Explicit formula for the sum of an infinite series with Chebyshev's $U_k$ polynomials

Question

$$\sum _{k=0}^{\infty } \frac{U_k(\cos (\text{k1}))}{k+1}=\frac{1}{2} i \csc (\text{k1}) \left(\log \left(1-e^{i \text{k1}}\right)-\log (i \sin (\text{k1})-\cos (\text{k1})+1)\right)$$ where $U_k$ is the Chebyshev $U$ polynomial $$\sum _{k=0}^{\infty } \frac{U_k(\cos (\text{k1}))}{(k+2) \left(k-\frac{1}{2}\right)}=\frac{2 \left(\log \left(1-e^{i \text{k1}}\right)+2 \left(1-\sqrt{e^{-i \text{k1}}} \tanh ^{-1}\left(\sqrt{e^{-i \text{k1}}}\right)\right)-e^{2 i \text{k1}} \left(\log \left(1-e^{-i \text{k1}}\right)+2 \left(1-\sqrt{e^{i \text{k1}}} \tanh ^{-1}\left(\sqrt{e^{i \text{k1}}}\right)\right)\right)\right)}{5 \left(-1+e^{2 i \text{k1}}\right)}$$ Any idea where it came from?

Answer 1

The first should come from $$\sum_{k=1}^\infty \dfrac{\sin(kt)}{k} = -i/2 \left( -\ln \left( 1-{{\rm e}^{it}} \right) +\ln \left( 1-{ {\rm e}^{-it}} \right) \right)$$ which you get by expressing $\sin(kt)$ as a complex exponential and using the Maclaurin series for $\ln$ (with Dirichlet's test showing convergence and Abel's theorem identifying the value)

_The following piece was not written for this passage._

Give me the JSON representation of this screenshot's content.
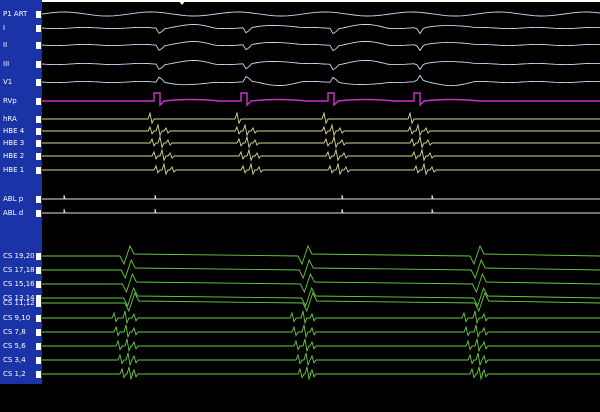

The second similarly, using $$\sum _{k=0}^{\infty }{\frac {{t}^{k}}{ \left( k+2 \right) \left( k-1/ 2 \right) }}={\frac {2-4\,t}{5t}}-\dfrac{2}{5}\,\sqrt {t} \left( \ln \left( 1-\sqrt {t} \right) -\ln \left( 1+\sqrt {t} \right) \right) +{\frac {2\ln \left( -t+1 \right) }{5{t}^{2}}} $$